You are viewing a plain text version of this content. The canonical link for it is here.

Posted to solr-dev@lucene.apache.org by "Sundling, Paul" <pa...@sonyconnect.com> on 2007/11/02 23:53:28 UTC

default text type and stop words

I noticed very unexpected results when using stop words with and without
conditions using the default text type.
 
A normal query with a stop word returns no results as expected:
 
For example with 'an' being a stopword
 
  movieName:an (results: 0 since it's a stop word) 
  movieName:another (results 237)
 
  rating:PG-13  (results: 76095)
 
 
but if I put them together with AND, for normal non stop words like
'another' the result is less than or equal to the smaller results being
ANDed.  So adding another AND clause with a stop word query should have
0 results.
 
  rating:PG-13 AND movieName:another (results 46)
 
  rating:PG-13 AND movieName:an (results 76095 should be 0)
  
Commenting out the stop word filter from the text type for query will
correct this behavior, although I'm not sure that's a real solution.  So
instead of anding the stop word clause it seems to ignore it.  Even if
the actual problem is at the Lucene level, perhaps it would be worth
considering changes to the default to get around it.
 
Workaround:
 
   <fieldType name="text" class="solr.TextField"
positionIncrementGap="100">
      <analyzer type="index">
        <tokenizer class="solr.WhitespaceTokenizerFactory"/>
        <!-- in this example, we will only use synonyms at query time
        <filter class="solr.SynonymFilterFactory"
synonyms="index_synonyms.txt" ignoreCase="true" expand="false"/>
        -->
        <filter class="solr.StopFilterFactory" ignoreCase="true"
words="stopwords.txt"/>
        <filter class="solr.WordDelimiterFilterFactory"
generateWordParts="1" generateNumberParts="1" catenateWords="1"
catenateNumbers="1" catenateAll="0"/>
        <filter class="solr.LowerCaseFilterFactory"/>
        <filter class="solr.EnglishPorterFilterFactory"
protected="protwords.txt"/>
        <filter class="solr.RemoveDuplicatesTokenFilterFactory"/>
      </analyzer>
      <analyzer type="query">
        <tokenizer class="solr.WhitespaceTokenizerFactory"/>
        <filter class="solr.SynonymFilterFactory"
synonyms="synonyms.txt" ignoreCase="true" expand="true"/>
        <!-- comment out to prevent strange behavior <filter
class="solr.StopFilterFactory" ignoreCase="true"
words="stopwords.txt"/>-->
        <filter class="solr.WordDelimiterFilterFactory"
generateWordParts="1" generateNumberParts="1" catenateWords="0"
catenateNumbers="0" catenateAll="0"/>
        <filter class="solr.LowerCaseFilterFactory"/>
        <filter class="solr.EnglishPorterFilterFactory"
protected="protwords.txt"/>
        <filter class="solr.RemoveDuplicatesTokenFilterFactory"/>
      </analyzer>
    </fieldType>
 
Paul Sundling

Re: default text type and stop words

Posted by Walter Underwood <wu...@netflix.com>.

Stopwords are fairly common in movie titles.
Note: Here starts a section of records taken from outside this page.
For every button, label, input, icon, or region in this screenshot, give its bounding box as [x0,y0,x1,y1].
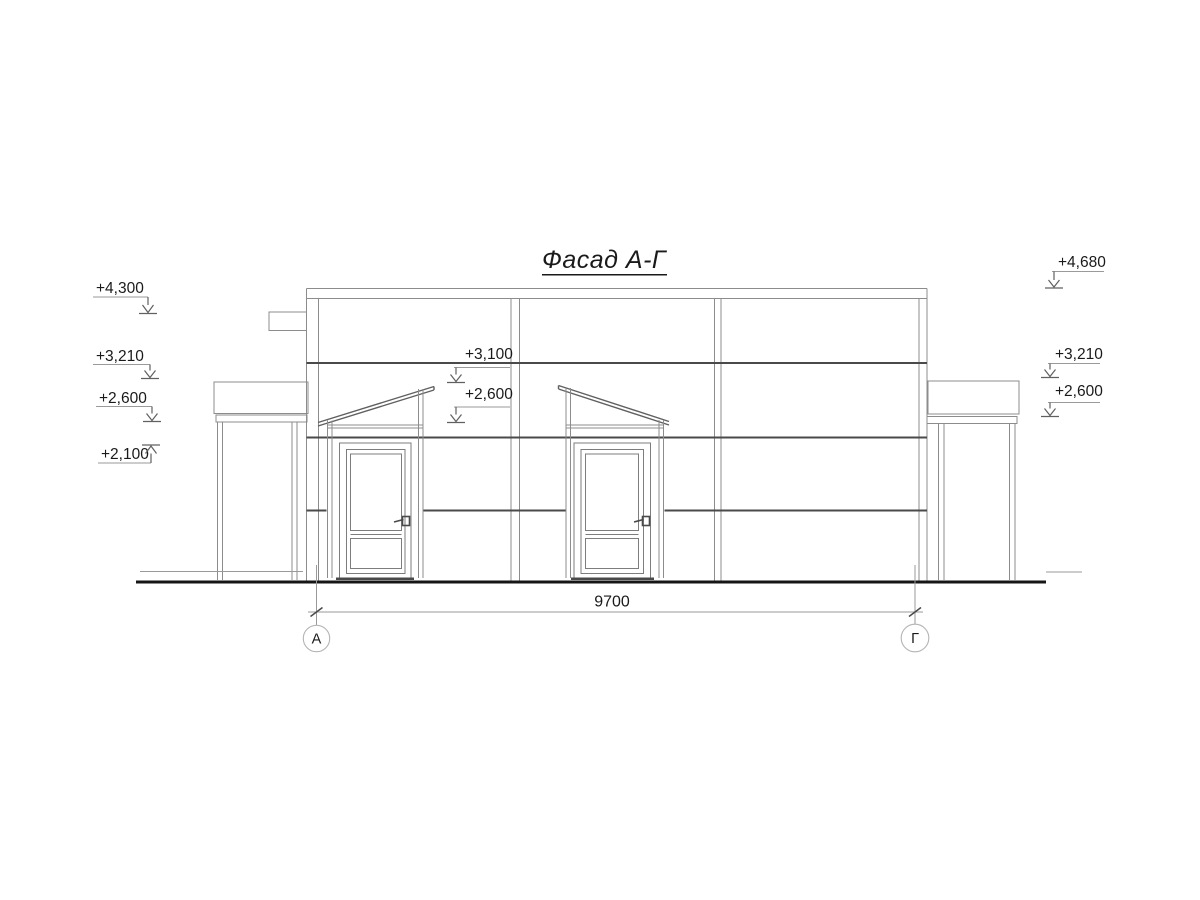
elevation-label: +3,210 [96,348,144,365]
right-wing [927,381,1019,580]
elevation-arrow-down-icon [1045,272,1063,289]
elevation-marks-middle: +3,100 +2,600 [447,346,513,423]
elevation-mark-4300: +4,300 [93,280,157,314]
facade-drawing-sheet: Фасад А-Г [0,0,1200,900]
door-2 [559,386,670,579]
door-2-bottom-panel [586,539,639,569]
elevation-arrow-down-icon [1041,364,1059,378]
elevation-arrow-down-icon [447,368,465,383]
title-text: Фасад А-Г [542,246,668,274]
door-1-handle [394,517,410,526]
elevation-arrow-down-icon [143,407,161,422]
elevation-label: +2,600 [465,386,513,403]
elevation-label: +2,600 [99,390,147,407]
elevation-mark-2600-left: +2,600 [96,390,161,422]
elevation-mark-2600-middle: +2,600 [447,386,513,423]
axis-label-g: Г [911,631,919,647]
door-1-glazing [351,454,402,531]
elevation-label: +3,210 [1055,346,1103,363]
elevation-label: +2,100 [101,446,149,463]
elevation-marks-left: +4,300 +3,210 +2,600 +2,100 [93,280,161,463]
elevation-label: +2,600 [1055,383,1103,400]
door-1-handle-plate [403,517,410,526]
elevation-mark-3210-left: +3,210 [93,348,159,379]
elevation-arrow-down-icon [139,297,157,314]
elevation-mark-2600-right: +2,600 [1041,383,1103,417]
elevation-mark-2100: +2,100 [98,445,160,463]
elevation-label: +4,680 [1058,254,1106,271]
elevation-label: +3,100 [465,346,513,363]
elevation-arrow-down-icon [141,365,159,379]
building-outline [269,289,927,582]
left-wing [214,382,308,580]
elevation-mark-3100: +3,100 [447,346,513,383]
dimension-value: 9700 [594,594,630,611]
door-1-bottom-panel [351,539,402,569]
roof-outlet-box [269,312,307,331]
elevation-marks-right: +4,680 +3,210 +2,600 [1041,254,1106,417]
door-2-canopy-slope [559,386,670,426]
axis-label-a: А [312,632,322,648]
elevation-label: +4,300 [96,280,144,297]
facade-elevation-svg: Фасад А-Г [0,0,1200,900]
door-1 [318,387,434,579]
door-2-leaf-inner [581,450,644,574]
elevation-arrow-down-icon [1041,403,1059,417]
left-wing-fascia [216,415,307,422]
door-1-canopy-slope [318,387,434,427]
left-wing-roof-box [214,382,308,414]
door-2-glazing [586,454,639,531]
drawing-title: Фасад А-Г [542,246,668,275]
elevation-mark-4680: +4,680 [1045,254,1106,288]
door-2-handle [634,517,650,526]
right-wing-roof-box [928,381,1019,414]
elevation-mark-3210-right: +3,210 [1041,346,1103,378]
right-wing-fascia [927,417,1017,424]
door-1-leaf-inner [347,450,406,574]
elevation-arrow-down-icon [447,407,465,423]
There are even titles
made entirely of stopwords. The first one I noticed was "Being There".
I posted more of them here:

http://wunderwood.org/most_casual_observer/2007/05/invisible_titles.html

wunder
==
Search Guy
Netflix

On 11/2/07 3:53 PM, "Sundling, Paul" <pa...@sonyconnect.com> wrote:

> I noticed very unexpected results when using stop words with and without
> conditions using the default text type.
>  
> A normal query with a stop word returns no results as expected:
>  
> For example with 'an' being a stopword
>  
>   movieName:an (results: 0 since it's a stop word)
>   movieName:another (results 237)
>  
>   rating:PG-13  (results: 76095)
>  
>  
> but if I put them together with AND, for normal non stop words like
> 'another' the result is less than or equal to the smaller results being
> ANDed.  So adding another AND clause with a stop word query should have
> 0 results.
>  
>   rating:PG-13 AND movieName:another (results 46)
>  
>   rating:PG-13 AND movieName:an (results 76095 should be 0)
>   
> Commenting out the stop word filter from the text type for query will
> correct this behavior, although I'm not sure that's a real solution.  So
> instead of anding the stop word clause it seems to ignore it.  Even if
> the actual problem is at the Lucene level, perhaps it would be worth
> considering changes to the default to get around it.
>  
> Workaround:
>  
>    <fieldType name="text" class="solr.TextField"
> positionIncrementGap="100">
>       <analyzer type="index">
>         <tokenizer class="solr.WhitespaceTokenizerFactory"/>
>         <!-- in this example, we will only use synonyms at query time
>         <filter class="solr.SynonymFilterFactory"
> synonyms="index_synonyms.txt" ignoreCase="true" expand="false"/>
>         -->
>         <filter class="solr.StopFilterFactory" ignoreCase="true"
> words="stopwords.txt"/>
>         <filter class="solr.WordDelimiterFilterFactory"
> generateWordParts="1" generateNumberParts="1" catenateWords="1"
> catenateNumbers="1" catenateAll="0"/>
>         <filter class="solr.LowerCaseFilterFactory"/>
>         <filter class="solr.EnglishPorterFilterFactory"
> protected="protwords.txt"/>
>         <filter class="solr.RemoveDuplicatesTokenFilterFactory"/>
>       </analyzer>
>       <analyzer type="query">
>         <tokenizer class="solr.WhitespaceTokenizerFactory"/>
>         <filter class="solr.SynonymFilterFactory"
> synonyms="synonyms.txt" ignoreCase="true" expand="true"/>
>         <!-- comment out to prevent strange behavior <filter
> class="solr.StopFilterFactory" ignoreCase="true"
> words="stopwords.txt"/>-->
>         <filter class="solr.WordDelimiterFilterFactory"
> generateWordParts="1" generateNumberParts="1" catenateWords="0"
> catenateNumbers="0" catenateAll="0"/>
>         <filter class="solr.LowerCaseFilterFactory"/>
>         <filter class="solr.EnglishPorterFilterFactory"
> protected="protwords.txt"/>
>         <filter class="solr.RemoveDuplicatesTokenFilterFactory"/>
>       </analyzer>
>     </fieldType>
>  
> Paul Sundling